Le 7 mars, l’ambassade des États-Unis à Moscou avait exhorté les Américains à « éviter les grands rassemblements, y compris les concerts », au cours des 48 heures suivantes, compte tenu des plans « imminents » d’« extrémistes » s’apprêtant à frapper la capitale russe. La porte-parole du Conseil de sécurité nationale américain, Adrienne Watson, a confirmé dans une déclaration fournie à CBS News dès vendredi soir que dans le courant du mois de mars, « le gouvernement américain a eu des informations sur une attaque terroriste planifiée à Moscou » et qu’il avait « partagé ces informations avec les autorités russes ». Et pourtant, trois jours avant la tragédie, Vladimir Poutine évoquait devant les agents du FSB cet avertissement en dénonçant « un chantage explicite et une volonté de déstabiliser et effrayer [la] société [russe] »… Le président russe préférait dans son allocution mettre l’accent sur les vrais ennemis menaçant le pays, les « traîtres » à la solde de l’Ukraine.
144 morts plus tard, la séquence est désastreuse pour celui qui vient d’être réélu dans un fauteuil pour six années supplémentaires. (...)
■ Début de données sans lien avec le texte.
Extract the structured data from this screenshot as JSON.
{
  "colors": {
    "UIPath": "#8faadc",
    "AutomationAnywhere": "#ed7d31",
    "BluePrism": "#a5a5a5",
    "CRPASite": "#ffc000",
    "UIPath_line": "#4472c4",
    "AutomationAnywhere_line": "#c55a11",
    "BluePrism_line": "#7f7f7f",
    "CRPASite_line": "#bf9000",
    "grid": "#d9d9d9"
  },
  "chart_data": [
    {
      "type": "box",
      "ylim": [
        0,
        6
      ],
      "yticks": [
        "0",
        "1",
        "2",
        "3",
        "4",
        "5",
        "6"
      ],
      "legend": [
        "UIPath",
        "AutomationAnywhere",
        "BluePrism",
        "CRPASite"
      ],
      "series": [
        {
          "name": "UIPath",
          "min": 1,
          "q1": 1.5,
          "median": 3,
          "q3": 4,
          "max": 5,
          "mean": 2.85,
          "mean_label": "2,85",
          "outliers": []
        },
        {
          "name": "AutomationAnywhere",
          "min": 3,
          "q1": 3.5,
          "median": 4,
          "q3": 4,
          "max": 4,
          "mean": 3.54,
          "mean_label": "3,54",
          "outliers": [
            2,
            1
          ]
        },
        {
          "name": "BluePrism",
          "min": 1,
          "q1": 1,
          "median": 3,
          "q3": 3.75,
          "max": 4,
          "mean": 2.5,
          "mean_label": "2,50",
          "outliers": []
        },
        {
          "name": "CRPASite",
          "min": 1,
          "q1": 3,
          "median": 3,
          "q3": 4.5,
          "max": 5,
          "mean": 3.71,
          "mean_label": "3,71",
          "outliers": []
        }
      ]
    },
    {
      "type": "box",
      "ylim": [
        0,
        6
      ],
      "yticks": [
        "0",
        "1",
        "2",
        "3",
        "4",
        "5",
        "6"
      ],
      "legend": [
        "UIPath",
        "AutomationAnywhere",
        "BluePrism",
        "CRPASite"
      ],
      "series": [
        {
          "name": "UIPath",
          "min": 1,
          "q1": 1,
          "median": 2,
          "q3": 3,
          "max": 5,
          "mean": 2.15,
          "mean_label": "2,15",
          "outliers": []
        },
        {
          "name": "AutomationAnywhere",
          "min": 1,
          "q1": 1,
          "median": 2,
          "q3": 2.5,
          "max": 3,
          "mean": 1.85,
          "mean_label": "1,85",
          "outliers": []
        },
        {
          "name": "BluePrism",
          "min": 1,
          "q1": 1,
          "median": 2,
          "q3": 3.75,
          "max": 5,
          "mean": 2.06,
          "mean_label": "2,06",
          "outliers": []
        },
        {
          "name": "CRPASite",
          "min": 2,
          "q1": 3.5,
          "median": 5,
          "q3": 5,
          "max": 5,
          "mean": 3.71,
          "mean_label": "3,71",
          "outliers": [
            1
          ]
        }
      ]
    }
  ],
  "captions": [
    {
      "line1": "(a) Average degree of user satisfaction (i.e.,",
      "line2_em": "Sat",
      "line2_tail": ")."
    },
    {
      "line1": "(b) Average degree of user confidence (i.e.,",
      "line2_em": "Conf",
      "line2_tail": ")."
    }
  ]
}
La réalité, c’est que la lutte antiterroriste russe a été réorientée depuis trois ans en direction de Kyiv. Lundi matin, Le Monde soulignait que si les affaires officiellement liées au « terrorisme » ont augmenté de façon exponentielle en 2023, elles concernent quasi exclusivement les opposants à la guerre en Ukraine. Et ce, alors que l’État islamique du Khorassan cible depuis plusieurs mois la Russie dans sa propagande et que, le 3 mars dernier, le FSB annonçait avoir déjoué une fusillade planifiée dans une synagogue par une cellule de l’EI-K.
Pendant l’attentat (...)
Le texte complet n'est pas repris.